The Cost of Human Life
The recent weeks have awakened us to a new and unprecedented reality. Life is at stake, we are told, and life is precious, priceless in fact. The world needs our actions to save life. There is no price for human life. Unless, of course, it’s someone else’s life or someone else’s war. For that, we will not halt our world. We will not close a single shop. We might just change the channel.
The COVID outbreak presented us with a real-life question of how far we are willing to protect and preserve life. For most of us, citizens of the ‘lucky world’, it is the first time such a question is posed not in a metaphysical sense but as one with real-life consequences.
The disruption and the near-complete world halt is due to the drastic measures taken globally to curtail the spread of the virus. Global response is indeed impressive. Border shut down, city lock-down and national emergencies.
As it stands today, the unprecedented global death toll of the new virus has crossed the 200,000 line, still mostly among the elderly. Our measures appear effective in slowing the virus’ progression and “flatten the curve”. But what more are we to do if that death toll were to climb? How about 300,000? What if it was nearing half a million lost human lives?
When it comes to global crises, those numbers are not fictional, nor they are made up. They are very real numbers of real lost lives in the last decade alone. 700,000 is the number of Syrians who lost their lives since the outbreak of the Syrian civil war in 2011 with a peak of 20,000 a month. Syrian healthcare systems, schools, infrastructures, water, and sanitation system are entirely destroyed. Once busy marketplaces and bazaars in historic city centres have been reduced to rubbles and ashes. Parents buried their children who died by bombs of by drowning in the Mediterranean. The corona virus might spare the lives of children, but war doesn’t. Children like Alan Kurdi, the 3-year-old Syrian boy who washed up on a Turkish beach, have a better chance surviving the epidemic than that of surviving human conflict.
Nearly 12 million Syrians were displaced in and outside Syria. At the same time, over 3 million displaced Iraqis fled their homes from the violence of the Islamic State. In Afghanistan, the last decade was the deadliest and the most devastating with tens of thousands of deaths annually. Millions of displaced Afghanis fled to Pakistan, Turkey, and then joined Syrians and Iraqis in their flight to Europe. Our last decade produced more dead and more displaced families than at any other time since WWII .
Yet, and unlike with the corona outbreak, the world completely failed to act. Middle Eastern countries failed to maintain the stability in their region, stop the virus of violence and act to absorb the refugees from neighbouring countries. Unable or unwilling to intervene, Europe stood utterly helpless facing a wave of millions of newcomers who overwhelmed national institutions, governmental services, school and health systems. The decisive actions that we see today were very much absent when it came to Syria, Congo, Yemen or Darfur.

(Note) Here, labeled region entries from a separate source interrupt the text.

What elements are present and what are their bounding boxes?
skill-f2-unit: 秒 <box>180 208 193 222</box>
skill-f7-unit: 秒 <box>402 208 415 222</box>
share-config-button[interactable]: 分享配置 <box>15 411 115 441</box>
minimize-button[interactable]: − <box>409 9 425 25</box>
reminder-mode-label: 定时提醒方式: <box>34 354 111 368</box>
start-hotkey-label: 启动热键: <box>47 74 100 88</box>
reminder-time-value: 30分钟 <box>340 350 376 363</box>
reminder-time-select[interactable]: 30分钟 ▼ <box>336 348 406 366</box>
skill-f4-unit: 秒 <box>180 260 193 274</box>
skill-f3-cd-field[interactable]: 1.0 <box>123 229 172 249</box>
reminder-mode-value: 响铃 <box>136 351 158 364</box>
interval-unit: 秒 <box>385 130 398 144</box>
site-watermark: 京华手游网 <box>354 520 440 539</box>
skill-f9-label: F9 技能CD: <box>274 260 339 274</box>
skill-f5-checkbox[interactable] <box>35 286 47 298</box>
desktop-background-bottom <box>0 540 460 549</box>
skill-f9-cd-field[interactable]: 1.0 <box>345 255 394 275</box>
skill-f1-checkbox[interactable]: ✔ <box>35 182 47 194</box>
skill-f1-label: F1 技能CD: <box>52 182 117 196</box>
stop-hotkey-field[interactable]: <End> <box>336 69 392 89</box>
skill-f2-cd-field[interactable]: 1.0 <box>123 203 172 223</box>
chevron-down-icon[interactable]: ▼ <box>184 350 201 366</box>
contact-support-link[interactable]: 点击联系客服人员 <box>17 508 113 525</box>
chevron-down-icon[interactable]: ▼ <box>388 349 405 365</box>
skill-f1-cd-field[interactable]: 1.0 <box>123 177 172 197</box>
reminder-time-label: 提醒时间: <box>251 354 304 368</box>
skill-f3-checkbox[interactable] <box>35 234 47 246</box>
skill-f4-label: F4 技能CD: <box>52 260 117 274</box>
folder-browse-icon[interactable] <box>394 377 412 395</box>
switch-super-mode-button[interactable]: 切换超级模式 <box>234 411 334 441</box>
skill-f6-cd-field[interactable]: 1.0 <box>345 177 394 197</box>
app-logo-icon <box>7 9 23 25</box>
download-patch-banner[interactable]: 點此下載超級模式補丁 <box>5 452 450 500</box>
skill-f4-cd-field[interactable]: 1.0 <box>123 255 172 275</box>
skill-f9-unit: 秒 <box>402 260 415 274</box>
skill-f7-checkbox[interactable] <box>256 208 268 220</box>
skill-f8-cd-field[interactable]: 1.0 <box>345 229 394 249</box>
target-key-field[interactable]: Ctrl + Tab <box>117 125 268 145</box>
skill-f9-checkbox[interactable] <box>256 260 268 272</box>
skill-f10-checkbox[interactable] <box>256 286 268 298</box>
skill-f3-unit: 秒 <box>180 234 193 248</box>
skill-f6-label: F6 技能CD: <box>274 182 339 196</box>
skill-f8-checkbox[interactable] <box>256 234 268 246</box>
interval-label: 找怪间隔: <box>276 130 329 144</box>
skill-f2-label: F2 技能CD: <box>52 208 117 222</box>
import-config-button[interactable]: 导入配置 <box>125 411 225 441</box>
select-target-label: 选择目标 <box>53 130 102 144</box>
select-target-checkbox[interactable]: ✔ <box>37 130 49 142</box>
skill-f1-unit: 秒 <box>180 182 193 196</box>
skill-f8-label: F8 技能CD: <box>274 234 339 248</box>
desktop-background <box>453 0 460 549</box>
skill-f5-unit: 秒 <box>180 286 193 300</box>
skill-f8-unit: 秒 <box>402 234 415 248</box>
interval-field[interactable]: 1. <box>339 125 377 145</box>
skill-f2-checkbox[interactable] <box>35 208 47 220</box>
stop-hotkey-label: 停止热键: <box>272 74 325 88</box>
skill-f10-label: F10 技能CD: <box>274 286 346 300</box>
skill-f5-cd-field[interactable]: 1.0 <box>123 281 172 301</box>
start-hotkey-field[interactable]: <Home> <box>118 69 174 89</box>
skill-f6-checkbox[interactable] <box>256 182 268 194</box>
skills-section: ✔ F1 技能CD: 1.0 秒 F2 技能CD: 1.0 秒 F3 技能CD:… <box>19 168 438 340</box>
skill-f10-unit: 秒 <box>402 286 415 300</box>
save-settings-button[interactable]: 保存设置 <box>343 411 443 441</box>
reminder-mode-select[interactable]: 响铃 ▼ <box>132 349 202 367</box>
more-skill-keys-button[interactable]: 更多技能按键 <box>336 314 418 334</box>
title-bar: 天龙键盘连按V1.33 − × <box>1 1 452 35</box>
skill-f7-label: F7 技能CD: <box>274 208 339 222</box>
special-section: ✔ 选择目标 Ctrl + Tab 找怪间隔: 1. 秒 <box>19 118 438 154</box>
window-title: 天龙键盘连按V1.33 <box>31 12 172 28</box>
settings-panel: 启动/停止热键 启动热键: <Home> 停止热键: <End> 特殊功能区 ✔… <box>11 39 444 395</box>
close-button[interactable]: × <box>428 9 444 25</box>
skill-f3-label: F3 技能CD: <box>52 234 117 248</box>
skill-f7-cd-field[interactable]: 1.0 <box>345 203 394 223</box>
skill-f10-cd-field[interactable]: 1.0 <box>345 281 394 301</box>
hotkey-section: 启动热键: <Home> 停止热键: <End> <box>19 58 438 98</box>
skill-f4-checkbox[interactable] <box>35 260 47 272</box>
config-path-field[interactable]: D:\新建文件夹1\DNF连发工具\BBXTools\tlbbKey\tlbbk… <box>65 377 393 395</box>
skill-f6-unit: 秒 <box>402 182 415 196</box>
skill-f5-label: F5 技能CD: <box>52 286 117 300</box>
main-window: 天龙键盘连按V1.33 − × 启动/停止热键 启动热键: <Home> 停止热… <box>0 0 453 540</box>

Today, the UN and humanitarian organizations must care for nearly 70 million displaced refugees globally. The COVID-19 outbreak is particularly threatening to those who can’t wash their hands as often as we do and lack a home to go to, or a government to depend on. With a reduction of global labour, movement, and humanitarian efforts, those displaced families are at risk of being victimized once again by bad luck and tragic misfortune.
Viruses are dangerous. Infectious diseases remain responsible for about one quarter of deaths worldwide, causing at least 10 million deaths per year – although mainly in Africa. Violence – state led for the most part – kills hundreds of thousands per year and Corona will hopefully be defeated before it reaches these numbers. Are we failing in recognizing our priorities if our reactions to bigger calamities aren’t as vigilant as our reactions to our current pandemic?
These words are not written to criticize ‘social isolation’ nor they meant to compare catastrophes. After all, life is priceless and we are commended to protect them, especially when the threat is at our doorstep. But perhaps our time away at our homes might help bring another lesson from this crisis. A lesson of perspective and responsibility. We know how to save lives when we decide to do so. But we have killed many more lives by our inaction than saving lives now by action. Now, as we begin to leave the confines of our homes and deal with our broader world, shouldn’t this teach us that we should act some more?
Dr. Nir Boms is the author of “The Syrian War between Justice and Political Reality (CUP) and fellow at the Dayan Center for Middle East Studies. Hussein Aboubakr is an Egyptian-American writer and commentator.